E qui, proprio in quest’ultima frase, sta probabilmente l’elemento di maggiore criticità per le società esportive che vogliono aprirsi al crowdfunding. Bisogna infatti ammettere che nel settore dei videogiochi competitivi la trasparenza è ancora molto limitata. La maggior parte delle società si muove in un’area che, se non è completamente in ombra, è quantomeno in chiaroscuro sul fronte dei dati e dei progetti. Si fa fatica a conoscere gli stipendi dei giocatori, le cifre alle quali vengono ceduti, come vengono gestiti/ripartiti i premi, i business plan annuali. Tutti questi elementi, e molti altri ancora, devono emergere alla luce del sole se una società intende garantirsi un buon afflusso di investitori attraverso il crowdfunding.

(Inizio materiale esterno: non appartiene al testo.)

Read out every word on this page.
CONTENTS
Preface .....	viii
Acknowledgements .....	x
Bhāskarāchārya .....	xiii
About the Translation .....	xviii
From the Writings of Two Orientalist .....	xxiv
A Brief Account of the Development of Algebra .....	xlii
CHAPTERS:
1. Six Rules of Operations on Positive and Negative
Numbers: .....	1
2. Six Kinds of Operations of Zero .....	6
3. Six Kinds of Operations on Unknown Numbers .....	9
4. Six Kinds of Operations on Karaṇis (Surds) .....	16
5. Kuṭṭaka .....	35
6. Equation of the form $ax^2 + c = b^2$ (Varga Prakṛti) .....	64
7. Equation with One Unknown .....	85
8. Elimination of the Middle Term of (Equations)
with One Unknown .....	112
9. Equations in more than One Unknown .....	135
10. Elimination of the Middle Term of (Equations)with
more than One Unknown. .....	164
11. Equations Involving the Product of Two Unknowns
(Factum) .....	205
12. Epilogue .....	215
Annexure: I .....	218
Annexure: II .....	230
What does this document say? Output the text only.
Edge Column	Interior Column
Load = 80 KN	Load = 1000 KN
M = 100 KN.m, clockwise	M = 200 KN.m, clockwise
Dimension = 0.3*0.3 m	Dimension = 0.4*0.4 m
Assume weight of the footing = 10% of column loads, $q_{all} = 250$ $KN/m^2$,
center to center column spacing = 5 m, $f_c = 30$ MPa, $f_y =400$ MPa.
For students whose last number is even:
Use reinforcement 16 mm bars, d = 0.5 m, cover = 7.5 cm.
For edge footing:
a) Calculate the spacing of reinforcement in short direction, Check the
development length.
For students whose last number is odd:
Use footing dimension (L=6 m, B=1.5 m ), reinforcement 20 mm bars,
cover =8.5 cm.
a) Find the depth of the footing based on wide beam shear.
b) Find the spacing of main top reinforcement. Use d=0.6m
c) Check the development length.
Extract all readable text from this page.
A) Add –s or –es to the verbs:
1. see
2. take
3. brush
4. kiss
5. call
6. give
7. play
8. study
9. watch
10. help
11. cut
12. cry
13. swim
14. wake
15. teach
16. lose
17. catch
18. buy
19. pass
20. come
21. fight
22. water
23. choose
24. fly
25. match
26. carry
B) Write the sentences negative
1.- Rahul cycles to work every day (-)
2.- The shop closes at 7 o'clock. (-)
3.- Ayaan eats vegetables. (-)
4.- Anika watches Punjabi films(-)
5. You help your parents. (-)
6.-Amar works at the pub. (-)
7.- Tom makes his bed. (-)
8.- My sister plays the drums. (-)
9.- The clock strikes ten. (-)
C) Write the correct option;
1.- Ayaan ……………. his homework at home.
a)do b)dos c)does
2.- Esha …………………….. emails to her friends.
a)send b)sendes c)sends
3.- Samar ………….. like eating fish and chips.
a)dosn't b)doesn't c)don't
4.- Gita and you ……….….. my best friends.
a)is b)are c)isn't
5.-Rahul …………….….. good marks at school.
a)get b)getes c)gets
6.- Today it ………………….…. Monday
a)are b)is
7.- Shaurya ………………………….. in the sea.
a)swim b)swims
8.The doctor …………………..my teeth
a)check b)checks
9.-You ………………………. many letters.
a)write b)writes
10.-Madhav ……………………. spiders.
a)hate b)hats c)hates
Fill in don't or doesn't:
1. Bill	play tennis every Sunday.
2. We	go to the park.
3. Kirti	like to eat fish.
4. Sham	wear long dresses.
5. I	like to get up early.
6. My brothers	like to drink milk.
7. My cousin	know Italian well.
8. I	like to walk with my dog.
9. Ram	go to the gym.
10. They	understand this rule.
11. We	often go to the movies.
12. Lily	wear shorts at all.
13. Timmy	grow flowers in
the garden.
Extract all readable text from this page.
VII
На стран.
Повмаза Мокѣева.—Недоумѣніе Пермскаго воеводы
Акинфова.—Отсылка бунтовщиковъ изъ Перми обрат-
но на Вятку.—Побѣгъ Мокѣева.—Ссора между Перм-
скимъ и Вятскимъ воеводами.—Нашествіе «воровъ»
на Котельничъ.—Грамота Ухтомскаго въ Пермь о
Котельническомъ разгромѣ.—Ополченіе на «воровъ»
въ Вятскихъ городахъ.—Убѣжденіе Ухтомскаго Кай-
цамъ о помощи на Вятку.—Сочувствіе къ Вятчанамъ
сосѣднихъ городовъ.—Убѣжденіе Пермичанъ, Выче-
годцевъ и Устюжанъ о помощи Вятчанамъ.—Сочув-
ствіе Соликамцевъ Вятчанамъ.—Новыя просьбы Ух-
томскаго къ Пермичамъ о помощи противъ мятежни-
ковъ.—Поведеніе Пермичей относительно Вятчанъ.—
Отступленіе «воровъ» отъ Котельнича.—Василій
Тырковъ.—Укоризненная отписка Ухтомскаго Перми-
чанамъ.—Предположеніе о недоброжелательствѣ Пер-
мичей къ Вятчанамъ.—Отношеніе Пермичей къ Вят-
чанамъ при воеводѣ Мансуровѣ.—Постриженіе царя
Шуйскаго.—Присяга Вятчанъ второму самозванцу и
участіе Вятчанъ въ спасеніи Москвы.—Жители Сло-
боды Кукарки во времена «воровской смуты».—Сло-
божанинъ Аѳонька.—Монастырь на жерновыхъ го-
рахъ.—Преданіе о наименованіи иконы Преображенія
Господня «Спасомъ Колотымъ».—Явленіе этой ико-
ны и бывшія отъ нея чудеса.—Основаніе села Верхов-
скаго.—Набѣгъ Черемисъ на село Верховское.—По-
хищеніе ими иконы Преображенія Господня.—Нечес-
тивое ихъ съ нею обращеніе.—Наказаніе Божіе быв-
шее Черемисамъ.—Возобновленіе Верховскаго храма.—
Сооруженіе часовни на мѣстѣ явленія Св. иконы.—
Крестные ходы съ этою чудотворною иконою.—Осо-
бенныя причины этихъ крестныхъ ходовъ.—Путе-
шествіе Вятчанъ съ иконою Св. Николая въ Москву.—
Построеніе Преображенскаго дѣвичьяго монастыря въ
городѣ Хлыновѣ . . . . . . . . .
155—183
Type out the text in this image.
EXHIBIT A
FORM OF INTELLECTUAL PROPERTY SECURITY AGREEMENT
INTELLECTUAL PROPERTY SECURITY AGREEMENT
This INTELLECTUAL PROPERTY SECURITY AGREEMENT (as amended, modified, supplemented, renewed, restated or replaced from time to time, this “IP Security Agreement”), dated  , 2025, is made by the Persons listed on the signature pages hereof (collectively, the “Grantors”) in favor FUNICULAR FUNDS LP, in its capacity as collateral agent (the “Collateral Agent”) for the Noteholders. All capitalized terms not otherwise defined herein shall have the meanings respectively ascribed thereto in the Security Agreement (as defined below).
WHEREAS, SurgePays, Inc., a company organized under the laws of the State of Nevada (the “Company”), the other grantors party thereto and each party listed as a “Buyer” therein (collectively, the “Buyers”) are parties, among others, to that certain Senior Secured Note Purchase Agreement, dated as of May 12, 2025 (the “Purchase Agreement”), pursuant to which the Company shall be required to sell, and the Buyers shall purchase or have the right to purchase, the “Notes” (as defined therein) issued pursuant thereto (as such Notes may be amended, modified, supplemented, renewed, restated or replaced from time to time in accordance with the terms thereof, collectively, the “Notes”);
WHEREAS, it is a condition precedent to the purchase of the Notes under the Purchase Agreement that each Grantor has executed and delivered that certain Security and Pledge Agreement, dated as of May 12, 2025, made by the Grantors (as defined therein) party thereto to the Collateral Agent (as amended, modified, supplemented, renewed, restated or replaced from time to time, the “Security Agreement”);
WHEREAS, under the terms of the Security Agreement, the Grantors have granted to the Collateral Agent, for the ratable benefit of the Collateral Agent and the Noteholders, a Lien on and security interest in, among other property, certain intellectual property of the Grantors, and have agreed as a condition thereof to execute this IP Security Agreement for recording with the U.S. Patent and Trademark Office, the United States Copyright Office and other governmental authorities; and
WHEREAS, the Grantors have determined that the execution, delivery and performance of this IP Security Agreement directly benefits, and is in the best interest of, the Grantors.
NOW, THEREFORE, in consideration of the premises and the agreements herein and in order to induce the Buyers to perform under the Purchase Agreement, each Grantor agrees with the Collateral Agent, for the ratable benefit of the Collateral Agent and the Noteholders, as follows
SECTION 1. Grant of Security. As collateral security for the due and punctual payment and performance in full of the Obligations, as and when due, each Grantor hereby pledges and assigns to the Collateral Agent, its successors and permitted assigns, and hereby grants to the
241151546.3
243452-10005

E in ogni caso, va tenuto presente che i fondi provenienti dal crowdfung difficilmente possono soddisfare tutte le voci di spesa. Lo confermano gli stessi Fnatic che nello stesso giorno in cui hanno lanciato la campagna di crowdfunding, hanno anche raccolto 10 milioni di sterline in un round di finanziamento tradizionale. Un esempio simile è quello di Gamerpro, fornitore di servizi per eSport mobile. La società britannica ha scelto di seguire la strada del crowdfunding ma ha anche annunciato la partecipazione al programma Future Fund del Regno Unito, creato a sostegno delle imprese nazionali in tempi di pandemia. La combinazione di crowdfunding e investimento “classico” è forse la via da seguire per ora: almeno questa è l’opinione del Ceo di Gamerpro Gary Sonyak: “Il crowdfunding potrebbe essere un buon strumento di marketing per aumentare la popolarità del marchio o dell’azienda. O ancora meglio da utilizzare come canale di monetizzazione poiché la maggior parte delle società legate agli eSport stanno lottando per monetizzare efficacemente il proprio pubblico. Penso che combinare il crowdfunding con Future Fund sia il modo migliore per raccogliere fondi al giorno d’oggi, non solo negli eSport“.
Il crowdfunding resta comunque una svolta importante per gli eSports, soprattutto dopo il picco raggiunto da questo settore durante la pandemia: è probabile che nel corso del 2021 sempre di più saranno le organizzazioni che ricorreranno a questo forma di finanziamento.